Thursday, October 9, 2014

On to a Working Class Neighborhood in Edinburgh

Here we are, arriving at our Edinburgh flat.
Sonya and I flew over to Edinburgh from Dublin earlier today and got an earful about Ryanair, the discount European airline. Seems the Irish--at least--have strongly mixed feelings about its inexpensive fares and its constant nickeling and dining.

Dinner at the pub.
I think we both agreed that the 45-minute flight was uneventful, clean, comfortable (we were on the exit aisle, so we had tons of leg room), but small amenities simply are not there. I don't mind that at all. We did mind that it is so very difficult to book a flight, to pay for a flight, to download a ticket, etc. There seems to be a profit center in all that and it appears--I stress appears--that Ryan doesn't want you to take the basics and leave the rest.

One woman in our airport bus sneered when we said, "Ryanair." She dislikes the service, but said, "A couple of years ago I booked a $600 flight to London with three days' notice. That was before Ryanair. Recently, I took the same flight for $230. That's Ryan's doing."

In any case, we got what we wanted and we got it on the cheap. This is not a top-end vac a and considering the cost of things over 23 days is important. Tonight, we are on the second floor of a three-floor flat in downtown Edinburgh. It is a building constructed as part of an huge apartment project in the late 19th Century and it has the worn and beautiful look so common in Edinburgh, an old city by anybody's standard.
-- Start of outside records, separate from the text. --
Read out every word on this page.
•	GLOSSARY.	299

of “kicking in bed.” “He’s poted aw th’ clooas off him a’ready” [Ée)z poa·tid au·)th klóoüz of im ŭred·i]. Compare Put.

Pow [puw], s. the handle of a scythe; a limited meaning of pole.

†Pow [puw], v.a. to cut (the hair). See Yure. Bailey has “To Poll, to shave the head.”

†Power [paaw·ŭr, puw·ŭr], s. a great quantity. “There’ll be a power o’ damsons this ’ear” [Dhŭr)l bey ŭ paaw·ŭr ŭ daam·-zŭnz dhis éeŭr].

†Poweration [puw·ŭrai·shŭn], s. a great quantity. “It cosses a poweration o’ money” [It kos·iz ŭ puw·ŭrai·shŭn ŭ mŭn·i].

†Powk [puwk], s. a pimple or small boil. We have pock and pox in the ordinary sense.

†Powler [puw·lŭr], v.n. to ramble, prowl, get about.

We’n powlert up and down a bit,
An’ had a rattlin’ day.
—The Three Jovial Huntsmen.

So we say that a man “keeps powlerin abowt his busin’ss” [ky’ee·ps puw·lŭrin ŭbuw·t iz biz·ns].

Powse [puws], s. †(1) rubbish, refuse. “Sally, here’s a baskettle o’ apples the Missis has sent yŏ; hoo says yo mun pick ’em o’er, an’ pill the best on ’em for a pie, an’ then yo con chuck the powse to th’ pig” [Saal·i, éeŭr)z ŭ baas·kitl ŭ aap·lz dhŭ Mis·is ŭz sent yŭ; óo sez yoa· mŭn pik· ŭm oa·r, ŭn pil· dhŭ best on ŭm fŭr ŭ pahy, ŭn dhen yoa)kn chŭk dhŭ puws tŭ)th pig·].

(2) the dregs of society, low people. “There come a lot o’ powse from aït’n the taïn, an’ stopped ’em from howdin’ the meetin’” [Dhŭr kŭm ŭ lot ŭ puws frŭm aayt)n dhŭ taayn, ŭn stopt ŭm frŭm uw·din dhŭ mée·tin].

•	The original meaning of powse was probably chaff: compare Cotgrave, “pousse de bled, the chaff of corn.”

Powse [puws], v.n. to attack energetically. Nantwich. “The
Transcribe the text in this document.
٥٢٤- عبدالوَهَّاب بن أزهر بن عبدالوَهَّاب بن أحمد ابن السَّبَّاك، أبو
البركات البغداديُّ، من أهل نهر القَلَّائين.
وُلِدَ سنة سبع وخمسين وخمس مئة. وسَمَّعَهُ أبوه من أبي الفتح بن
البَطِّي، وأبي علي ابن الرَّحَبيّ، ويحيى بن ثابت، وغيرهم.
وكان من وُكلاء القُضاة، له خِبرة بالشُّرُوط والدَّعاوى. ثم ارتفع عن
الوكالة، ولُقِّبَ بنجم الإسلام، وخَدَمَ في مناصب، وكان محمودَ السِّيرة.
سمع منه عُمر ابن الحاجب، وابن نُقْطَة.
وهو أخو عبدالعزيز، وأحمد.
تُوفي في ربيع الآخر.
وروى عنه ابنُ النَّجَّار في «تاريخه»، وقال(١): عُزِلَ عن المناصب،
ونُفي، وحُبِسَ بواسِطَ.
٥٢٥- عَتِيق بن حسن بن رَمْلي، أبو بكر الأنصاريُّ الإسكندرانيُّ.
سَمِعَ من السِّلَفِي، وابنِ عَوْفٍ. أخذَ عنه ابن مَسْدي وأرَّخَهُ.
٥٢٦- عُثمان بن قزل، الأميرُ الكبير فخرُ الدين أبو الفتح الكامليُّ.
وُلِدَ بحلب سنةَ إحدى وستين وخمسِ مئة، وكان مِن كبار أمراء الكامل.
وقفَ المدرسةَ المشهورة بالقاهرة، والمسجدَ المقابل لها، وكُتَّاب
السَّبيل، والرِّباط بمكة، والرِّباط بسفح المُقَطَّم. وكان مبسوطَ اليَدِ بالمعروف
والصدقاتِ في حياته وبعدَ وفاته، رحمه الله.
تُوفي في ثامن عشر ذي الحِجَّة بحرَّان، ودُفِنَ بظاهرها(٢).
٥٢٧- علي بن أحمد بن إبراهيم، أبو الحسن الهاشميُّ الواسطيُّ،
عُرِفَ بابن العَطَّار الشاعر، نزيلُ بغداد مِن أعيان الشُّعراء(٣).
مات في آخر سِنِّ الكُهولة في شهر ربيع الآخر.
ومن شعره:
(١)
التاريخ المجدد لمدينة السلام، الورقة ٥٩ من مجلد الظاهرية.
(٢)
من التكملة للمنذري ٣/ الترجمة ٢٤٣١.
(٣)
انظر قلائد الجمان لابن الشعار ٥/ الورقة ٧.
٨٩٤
Edinburgh loves red doors.
At Lou's farm, we had separate quarters and separate loos (that's a bathroom for those of you who aren't as sophisticated as me). Here, we have a small room with two tiny (children's?) beds and the loo is on the third floor up a narrow, winding stairway. Sonya and I, as I have mentioned, are not intimately involved and won't be, but we can share sleeping quarters. This, though, might challenge us since I snore upon occasion. We'll see.

On our bus ride over from the airport, which took 45 minutes, we kept looking for Edinburgh, but only saw a modern, business-y city with a lot of people in ties and suits catching the bus, which pretty well stayed full. The old city finally showed up as we neared our temporary flat. I'm deeply impressed with the public transportation here. Comfortable, cheap, fast and convenient. We need something like that in the states.

Our landlady is an easy-going 40ish Scot named Becky Smith (my sister's maiden name) with a college-aged son, Brandon, whom she said might be a bit noisy upon occasion. Becky says her brother-in-law is Dan "but not Smith." There is another boarder named Susan who is from New Mexico.

Becky sent us down to a nearby pub tonight and I jumped at the fish and chips, which were fine, if not over the top. Sonya did a burger. Good, she said. Our young waitress, a church music instructor by day, says she moved here from South Africa after her mom and dad split.

I'm getting jet lag and I miss Lou's farm and those wonderful people. I think that feeling may linger for a while.
This is the street where we're staying. Working class, old, comfy, Scottish.